The striking Lexus IS images contained within this post form the second set of snaps in our trilogy of our experimental photoshoots, which combine unconventional light sources with a social media powered reveal.
The first of the three shoots – our fifth anniversary LFA light painting gallery – was gradually unlocked by Lexus Twitter fans last week who retweeted a teaser image until it reached 100 retweets.
This week it’s the turn of the Lexus IS as we’ve highlighted the model’s pin-sharp lines in a striking pair of images, which Lexus IS owners were given an exclusive preview of via Twitter direct message, in exchange for tweeting us their favourite photograph of their car.
To create the photos, we took a Sonic Titanium IS 300h Premier and applied luminous blue vinyl tape to the model’s shutlines, bodyshell creases and to the edges of the model’s headlights and front ‘Spindle’ grille.

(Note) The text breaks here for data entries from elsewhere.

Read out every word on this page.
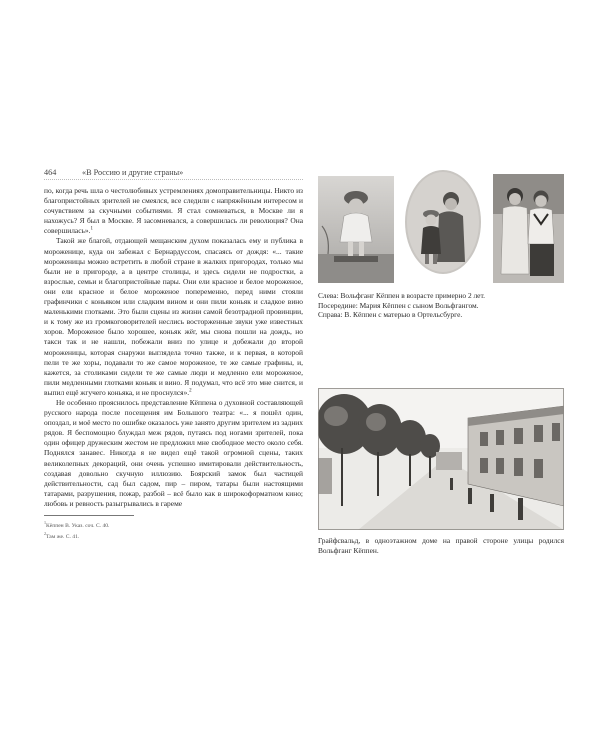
464	«В Россию и другие страны»

по, когда речь шла о честолюбивых устремлениях домоправительницы. Никто из благопристойных зрителей не смеялся, все следили с напряжённым интересом и сочувствием за скучными событиями. Я стал сомневаться, в Москве ли я нахожусь? Я был в Москве. Я засомневался, а совершилась ли революция? Она совершилась».$^1$

Такой же благой, отдающей мещанским духом показалась ему и публика в мороженице, куда он забежал с Бернардуссом, спасаясь от дождя: «... такие мороженицы можно встретить в любой стране в жалких пригородах, только мы были не в пригороде, а в центре столицы, и здесь сидели не подростки, а взрослые, семьи и благопристойные пары. Они ели красное и белое мороженое, они ели красное и белое мороженое попеременно, перед ними стояли графинчики с коньяком или сладким вином и они пили коньяк и сладкое вино маленькими глотками. Это были сцены из жизни самой безотрадной провинции, и к тому же из громкоговорителей неслись восторженные звуки уже известных хоров. Мороженое было хорошее, коньяк жёг, мы снова пошли на дождь, но такси так и не нашли, побежали вниз по улице и добежали до второй мороженицы, которая снаружи выглядела точно также, и к первая, в которой пели те же хоры, подавали то же самое мороженое, те же самые графины, и, кажется, за столиками сидели те же самые люди и медленно ели мороженое, пили медленными глотками коньяк и вино. Я подумал, что всё это мне снится, и выпил ещё жгучего коньяка, и не проснулся».$^2$

Не особенно прояснилось представление Кёппена о духовной составляющей русского народа после посещения им Большого театра: «... я пошёл один, опоздал, и моё место по ошибке оказалось уже занято другим зрителем из задних рядов. Я беспомощно блуждал меж рядов, путаясь под ногами зрителей, пока один офицер дружеским жестом не предложил мне свободное место около себя. Поднялся занавес. Никогда я не видел ещё такой огромной сцены, таких великолепных декораций, они очень успешно имитировали действительность, создавая довольно скучную иллюзию. Боярский замок был частицей действительности, сад был садом, пир – пиром, татары были настоящими татарами, разрушения, пожар, разбой – всё было как в широкоформатном кино; любовь и ревность разыгрывались в гареме

$^1$Кёппен В. Указ. соч. С. 40.
$^2$Там же. С. 41.
Слева: Вольфганг Кёппен в возрасте примерно 2 лет.
Посередине: Мария Кёппен с сыном Вольфгангом.
Справа: В. Кёппен с матерью в Ортельсбурге.
Грайфсвальд, в одноэтажном доме на правой стороне улицы родился Вольфганг Кёппен.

Above: Our IS during set-up
The styling of the IS makes it at once perfectly suited to our taping treatment and extremely difficult to work with because it’s immensely detailed and complex.

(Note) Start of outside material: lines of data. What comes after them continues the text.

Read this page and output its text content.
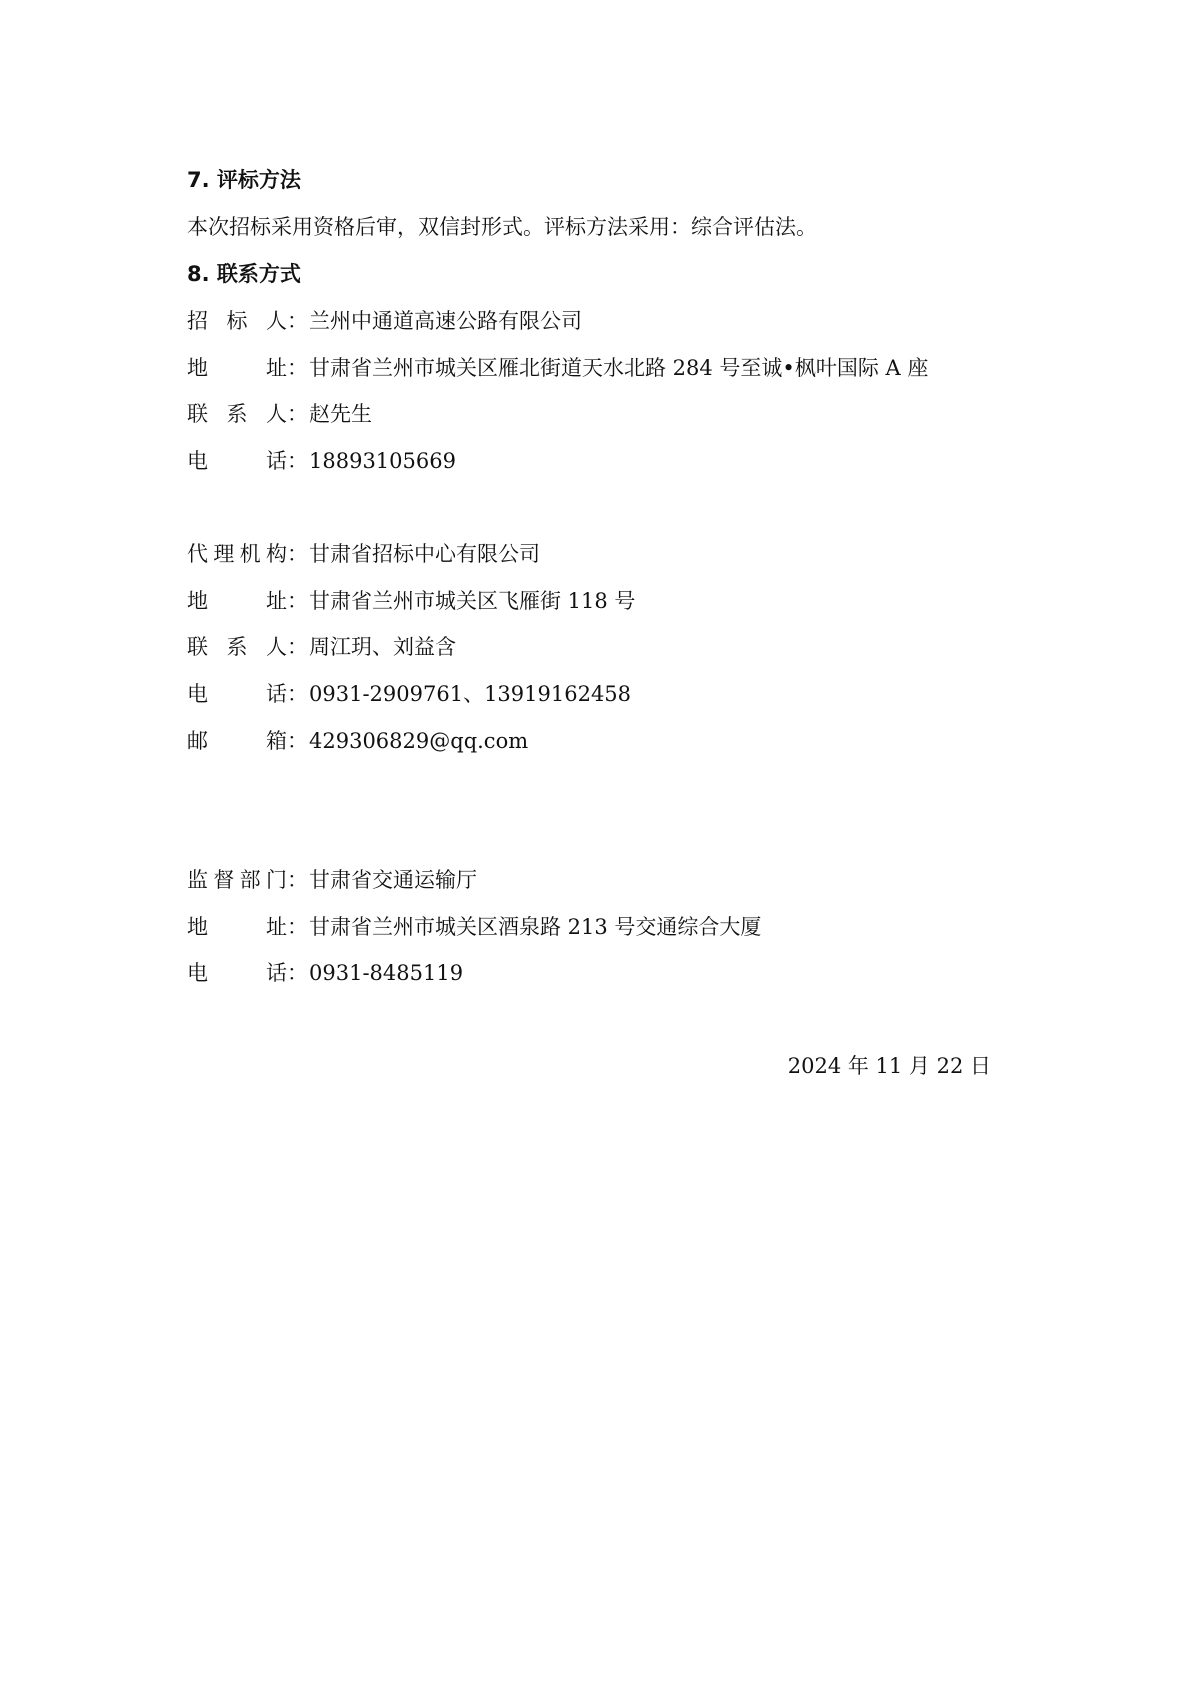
7. 评标方法
本次招标采用资格后审，双信封形式。评标方法采用：综合评估法。
8. 联系方式
招 标 人 ： 兰州中通道高速公路有限公司
地 址 ： 甘肃省兰州市城关区雁北街道天水北路 284 号至诚•枫叶国际 A 座
联 系 人 ： 赵先生
电 话 ： 18893105669
代理机构 ： 甘肃省招标中心有限公司
地 址 ： 甘肃省兰州市城关区飞雁街 118 号
联 系 人 ： 周江玥、刘益含
电 话 ： 0931-2909761、13919162458
邮 箱 ： 429306829@qq.com
监督部门 ： 甘肃省交通运输厅
地 址 ： 甘肃省兰州市城关区酒泉路 213 号交通综合大厦
电 话 ： 0931-8485119
2024 年 11 月 22 日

The model has an array of delicately sculptured lines
Chief designer Hideaki Iida styled the car to look as though it were forged from a single piece of metal and when sketching the car Iida took inspiration from a Lexus-branded dessert knife he happened to have about his personage at the time. Consequently, the model has an array of delicately sculptured lines such as the pronounced kink at the base of the rear doors, which look fantastic when highlighted by the tape, but make the process of applying it a long one because the vinyl is not particularly malleable to swooping panels and is prone to tearing.
In profile, there are 12 lines on or across the car and a further four at its edges, the latter form the car’s three-box shape. Up front, there is an astonishing 17 lines due in most part to the central grille and L-shaped daytime running lights which are mounted independently from the main light clusters. Applying the tape is a painstaking process and it takes a team of four people two hours to tape just one side of the IS and the front end – 30 metres of tape is used.
Applying the tape is a painstaking process
To heighten the luminosity the tape’s luminosity, high intensity flashes are blasted at different sections of the car. The images are then comped together to form one image using Photoshop. The blue backdrop in the front end image is actually the beam of the car’s brake lights; the hue has been altered to match the colour of the tape and reflect the fact that the IS in our photos is a hybrid.